Komplotan Baru
6 September 2010, tanggal,
bulan dan tahun yang menjadi saksi bisu gua masuk hari pertama perkuliahan. Gua
nggak tahu harus berbuat apa saat pertama kali gua menginjakkan kaki di kelas
yang banyak makhluk-makhluk aneh. Karena saat itu, kelas seperti dihuni para
anak kecil yang khusuk dengan mainannya sendiri-sendiri. Jujur, gua adalah
orang yang paling nggak percaya diri saat berkenalan dengan lingkungan baru.

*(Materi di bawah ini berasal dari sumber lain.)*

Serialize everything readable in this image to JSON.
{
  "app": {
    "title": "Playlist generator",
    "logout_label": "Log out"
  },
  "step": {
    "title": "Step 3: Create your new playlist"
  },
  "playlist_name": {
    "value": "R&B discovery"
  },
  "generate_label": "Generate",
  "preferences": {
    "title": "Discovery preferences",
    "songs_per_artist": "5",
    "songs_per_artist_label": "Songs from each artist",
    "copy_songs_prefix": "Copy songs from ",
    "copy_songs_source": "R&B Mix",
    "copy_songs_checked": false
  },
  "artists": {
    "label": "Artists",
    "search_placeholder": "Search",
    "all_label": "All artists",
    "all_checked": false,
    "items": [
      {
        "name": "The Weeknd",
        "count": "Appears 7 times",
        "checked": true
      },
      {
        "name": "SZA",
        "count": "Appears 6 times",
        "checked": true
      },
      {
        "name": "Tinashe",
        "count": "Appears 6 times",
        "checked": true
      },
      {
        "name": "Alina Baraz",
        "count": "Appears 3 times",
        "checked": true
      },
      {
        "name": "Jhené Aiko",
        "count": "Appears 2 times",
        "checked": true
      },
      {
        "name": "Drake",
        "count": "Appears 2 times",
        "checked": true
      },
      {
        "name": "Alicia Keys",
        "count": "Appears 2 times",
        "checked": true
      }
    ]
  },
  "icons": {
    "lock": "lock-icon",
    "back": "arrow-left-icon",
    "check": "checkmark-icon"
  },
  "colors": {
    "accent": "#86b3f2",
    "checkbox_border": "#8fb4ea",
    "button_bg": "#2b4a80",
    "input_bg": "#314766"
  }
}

Gua pun akan melakukan hal yang sama kalau saja gua sudah duduk manis di kelas.
Gua masih terdiam di
pintu kelas, lirik-lirik sekitar, dan mereka semua pun melirik sama gua. Gua seperti
mangsa dari seekor harimau yang bercelana katun dan berkemeja, ada juga yang
berkerudung dan berrok. Kalau dimangsa sama yang berkerudung sih nggak apa-apa,
namun harapan itu sirna saat semuanya tertunduk dan khusuk kembali dengan
mainannya. “Mana yang cantiknya ya?” gua bertanya-tanya dalam hati. Setelah
menemukan sesuatu yang berbeda di dalam kelas, maksudnya yang cantik, gua pun
mencoba mencari tempat duduk yang paling dekat dengannya. Karena ketidak percaya
dirian gua muncul, gua batalkan rencana itu. “Tenang saja lah, masih hari
pertama ko” gua mencoba menyusun rencana selanjutnya. Kelas pun akan segera
dimulai, karena telah menunjukkan waktu yang sesuai dengan jadwal yang sudah
dibuat oleh pemerintah kampus.
Mata kuliah pada jam
pertama ini adalah mata kuliah “Dictation”, gua nggak tahu apa maksud dari mata
kuliah ini
Sebuah komplotan sudah
menjadi hal yang wajar bagi mahasiswa dan mahasiswi. Gua pun mendirikan sebuah
komplotan baru di tempat yang baru pula buat gua. Di dalam komplotan tersebut,
beranggotakan tiga orang, yaitu gua, Iqbal dan Akbar. Kita bertiga sepakat,
tidak ada ketua dan semua adalah anggota, jadi setiap dari kita bisa saling
koreksi satu sama lainnya. Memang benar, selama beberapa hari kedepan, dalam
komplotan kita, tidak ada yang namanya ketua, yang ada hanya ketuaan. Iqbal
adalah orang yang kami maksud.
Dia orang pribumi,
tinggalnya di Ujung Berung (jauh ya! Di ujung). Orangnya tinggi, tapi tipis
alias langsing atau lebih tepatnya lagi cungkring, kalau istilah dari sekitar
gua sih, jadi… jangkis, jangkung (bahasa sunda yang artinya tinggi) tipis.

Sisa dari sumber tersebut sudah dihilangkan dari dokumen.